Among the Clouds


June 28, 2012

We’re leaving on a plane soon. On a plane with rows of seats, and tiny portholes to look out and watch the city below shrink into one tiny brown dot. And everyone sits nonchalantly with their hands folded neatly in their laps or quietly flicking the page of a magazine. As if nobody cares that they’re defying gravity. They’re all flying together in a metal tube thousands of feet above the ground, the same ground that they all securely walk on everyday. The ground that keeps us all safe and… well, grounded. Nobody bats an eyelash, because it’s normal. It became normal somewhere in your life and you’ve accepted it. But that never happened for me. It’s not normal. It’s magic. To float above and be among the clouds, to fly beyond the birds and feel the weightlessness and the slight bumps of the plane beneath my feet- my feet that were once standing on solid ground.
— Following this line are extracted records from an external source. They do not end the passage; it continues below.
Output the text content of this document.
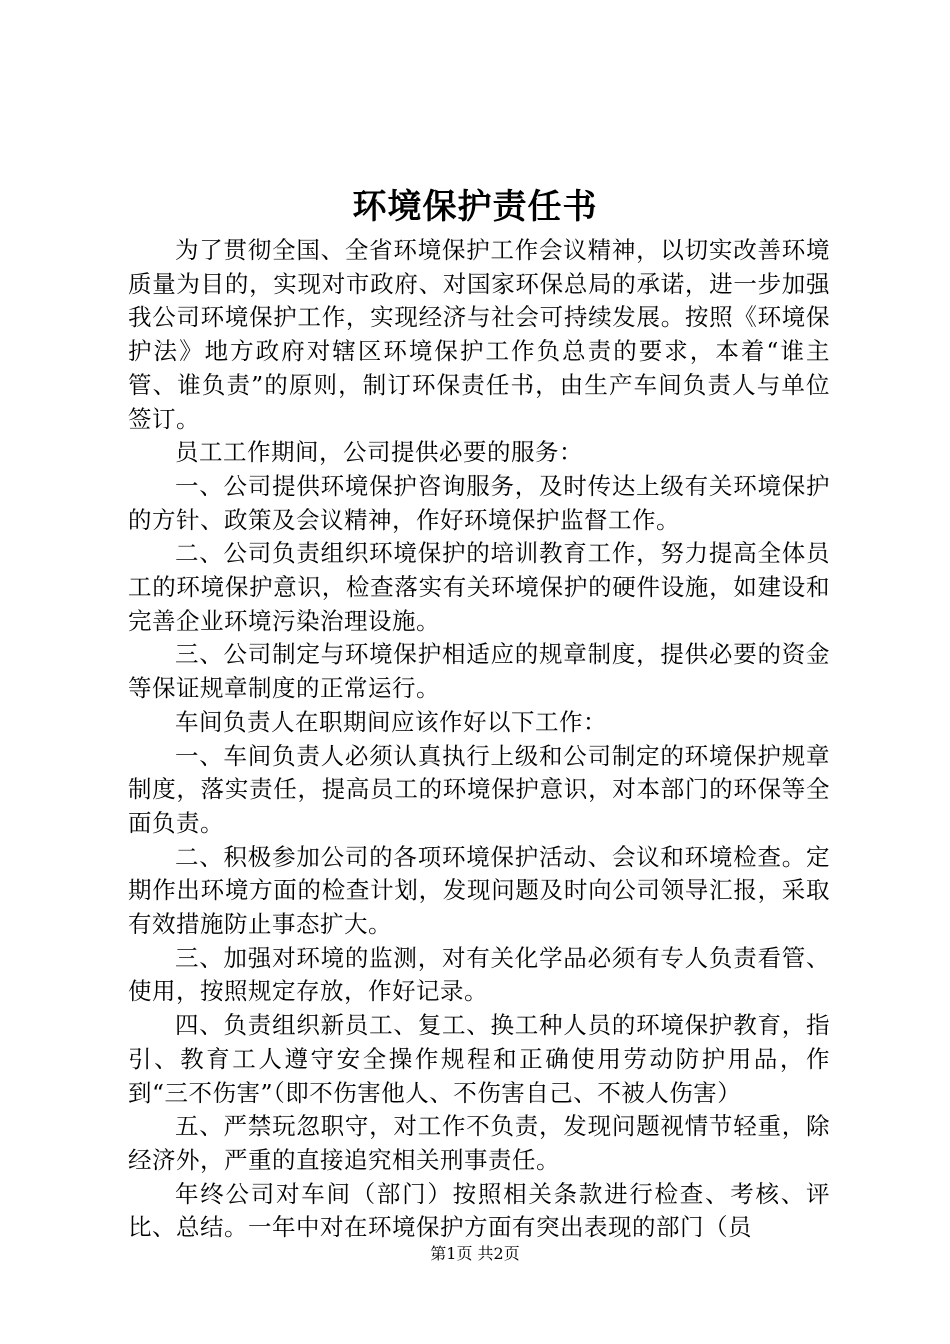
环境保护责任书

为了贯彻全国、全省环境保护工作会议精神，以切实改善环境质量为目的，实现对市政府、对国家环保总局的承诺，进一步加强我公司环境保护工作，实现经济与社会可持续发展。按照《环境保护法》地方政府对辖区环境保护工作负总责的要求，本着“谁主管、谁负责”的原则，制订环保责任书，由生产车间负责人与单位签订。

员工工作期间，公司提供必要的服务：

一、公司提供环境保护咨询服务，及时传达上级有关环境保护的方针、政策及会议精神，作好环境保护监督工作。

二、公司负责组织环境保护的培训教育工作，努力提高全体员工的环境保护意识，检查落实有关环境保护的硬件设施，如建设和完善企业环境污染治理设施。

三、公司制定与环境保护相适应的规章制度，提供必要的资金等保证规章制度的正常运行。

车间负责人在职期间应该作好以下工作：

一、车间负责人必须认真执行上级和公司制定的环境保护规章制度，落实责任，提高员工的环境保护意识，对本部门的环保等全面负责。

二、积极参加公司的各项环境保护活动、会议和环境检查。定期作出环境方面的检查计划，发现问题及时向公司领导汇报，采取有效措施防止事态扩大。

三、加强对环境的监测，对有关化学品必须有专人负责看管、使用，按照规定存放，作好记录。

四、负责组织新员工、复工、换工种人员的环境保护教育，指引、教育工人遵守安全操作规程和正确使用劳动防护用品，作到“三不伤害”（即不伤害他人、不伤害自己、不被人伤害）

五、严禁玩忽职守，对工作不负责，发现问题视情节轻重，除经济外，严重的直接追究相关刑事责任。

年终公司对车间（部门）按照相关条款进行检查、考核、评比、总结。一年中对在环境保护方面有突出表现的部门（员

第1页 共2页
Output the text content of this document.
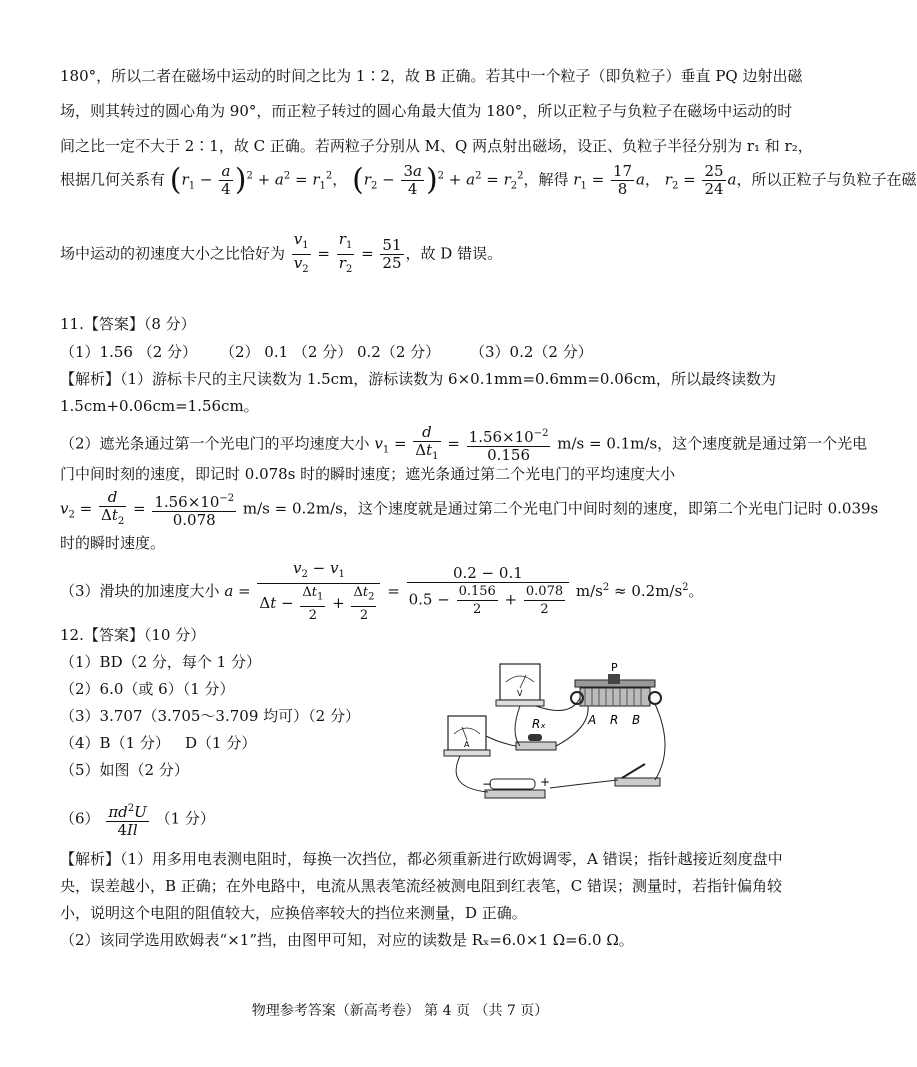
180°，所以二者在磁场中运动的时间之比为 1∶2，故 B 正确。若其中一个粒子（即负粒子）垂直 PQ 边射出磁
场，则其转过的圆心角为 90°，而正粒子转过的圆心角最大值为 180°，所以正粒子与负粒子在磁场中运动的时
间之比一定不大于 2∶1，故 C 正确。若两粒子分别从 M、Q 两点射出磁场，设正、负粒子半径分别为 r₁ 和 r₂，
根据几何关系有 $(r_1 - \frac{a}{4} )^2 + a^2 = r_1^2$， $(r_2 - \frac{3a}{4} )^2 + a^2 = r_2^2$，解得 $r_1 = \frac{17}{8}$ a， $r_2 = \frac{25}{24}$ a，所以正粒子与负粒子在磁
场中运动的初速度大小之比恰好为 $\frac{v_1}{v_2} = \frac{r_1}{r_2} = \frac{51}{25}$ ，故 D 错误。
11.【答案】（8 分）
（1）1.56 （2 分） （2） 0.1 （2 分） 0.2（2 分） （3）0.2（2 分）
【解析】（1）游标卡尺的主尺读数为 1.5cm，游标读数为 6×0.1mm=0.6mm=0.06cm，所以最终读数为
1.5cm+0.06cm=1.56cm。
（2）遮光条通过第一个光电门的平均速度大小 $v_1 = \frac{d}{\Delta t_1} = \frac{1.56\times 10^{-2}}{0.156} m/s = 0.1m/s$，这个速度就是通过第一个光电
门中间时刻的速度，即记时 0.078s 时的瞬时速度；遮光条通过第二个光电门的平均速度大小
$v_2 = \frac{d}{\Delta t_2} = \frac{1.56\times 10^{-2}}{0.078} m/s = 0.2m/s$，这个速度就是通过第二个光电门中间时刻的速度，即第二个光电门记时 0.039s
时的瞬时速度。
（3）滑块的加速度大小 $a = \frac{v_2 - v_1}{\Delta t - \frac{\Delta t_1}{2} + \frac{\Delta t_2}{2}} = \frac{0.2 - 0.1}{0.5 - \frac{0.156}{2} + \frac{0.078}{2}} m/s^2 \approx 0.2m/s^2$。
12.【答案】（10 分）
（1）BD（2 分，每个 1 分）
（2）6.0（或 6）（1 分）
（3）3.707（3.705～3.709 均可）（2 分）
（4）B（1 分） D（1 分）
（5）如图（2 分）
$(6) \frac{\pi d^2U}{4Il} (1$ 分）
V
A
P
A R B
Rₓ
−	+
【解析】（1）用多用电表测电阻时，每换一次挡位，都必须重新进行欧姆调零，A 错误；指针越接近刻度盘中
央，误差越小，B 正确；在外电路中，电流从黑表笔流经被测电阻到红表笔，C 错误；测量时，若指针偏角较
小，说明这个电阻的阻值较大，应换倍率较大的挡位来测量，D 正确。
（2）该同学选用欧姆表“×1”挡，由图甲可知，对应的读数是 Rₓ=6.0×1 Ω=6.0 Ω。
物理参考答案（新高考卷） 第 4 页 （共 7 页）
It’s magic, and the thing about that is, I don’t believe in magic.

I have this ritual during take off. Where I sit very still, and I look out the window, and I pray. And when the plane’s wheels lift off the ground and my stomach drops into my ankles, I clutch hard at the arm rests and my whole life flashes in front of me. My husband’s smile, Hudson’s eyes, and Berlyn’s constant melodies, the feeling of their soft skin, my shoes, the black leather ones that have the consistency of melted chocolate, the smell of my bed, my mother’s voice, my favorite sweater, all dance in front of my eyes, as I look out the window, and I’m okay. I tell myself that it’s normal and I try to accept it.

But it’s the control that I can’t accept.





If something terrible happens, I just have to sit, and wait until it happens.


But nothing terrible is going to happen because this is all very normal, I tell myself.

It helps to watch planes take off and land out of the giant windows of the airport. It helps to watch the flight attendants pass out soda and tiny starchy bites to everyone when we’re flying, and it helps that my kids are coming with us.

This will be their first plane trip.

And they are dazzled.

They are so beyond excited, and they think it’s normal.

They think it’s magic, and they still believe in magic.

And it’s my job for them to continue to think that. Because I cant’ pass all my psychosis off on them. They have to create some for themselves.

I have to appear normal, unaffected, I have to relax my hands off the arm rests, and pray quickly, because there will be juice boxes to open and coloring books to find in my bottomless bag, and there will be no time to realize that I’m no longer in control.

Because being in control is highly overrated.


I can totally relate! 3 years ago at nearly 42 I took my first plane ride ever when we went to Hawaii to celebrate 10 years of marriage. I have always had such a fear of falling out of the sky. I mean seriously it’s the falling we all fear right? Everyone who knows me thought I would bail at the last minute and give up my dream vacation but I stuck to it, prayed through it and thank the heavens it was a smooth trip going and coming back! I haven’t taken another plane trip since but I know that even though I know what to expect the next time, the fear will still be just as overwhelming as it was the first time because, like you said, I’m not in control and I have to just sit and wait for something to happen!

Traveling grace to you & the fam!

by Lisa J on June 28, 2012

Knowing that someone else out there feels like I do about airplanes is very comforting. I’m a complete spaz when it comes to flying- like panic attacks at the mere mention of the POSSIBILITY of having to fly. I like to sing “He has the whole world in His hands” over and over duing take off and landing because clearly I’m ridiculous and for some reason it makes me feel better. Also, it helps to watch the flight attendant’s faces- surely if something wasn’t normal they would give some sort of hint…right?

by Amanda on June 28, 2012

this is so amazingly beautiful. And I totally understand. I don’t care HOW many times I have someone explain to me how planes actually work, I just don’t GET it. It’s not natural. I try not to think about that as I’m on board. (eep.)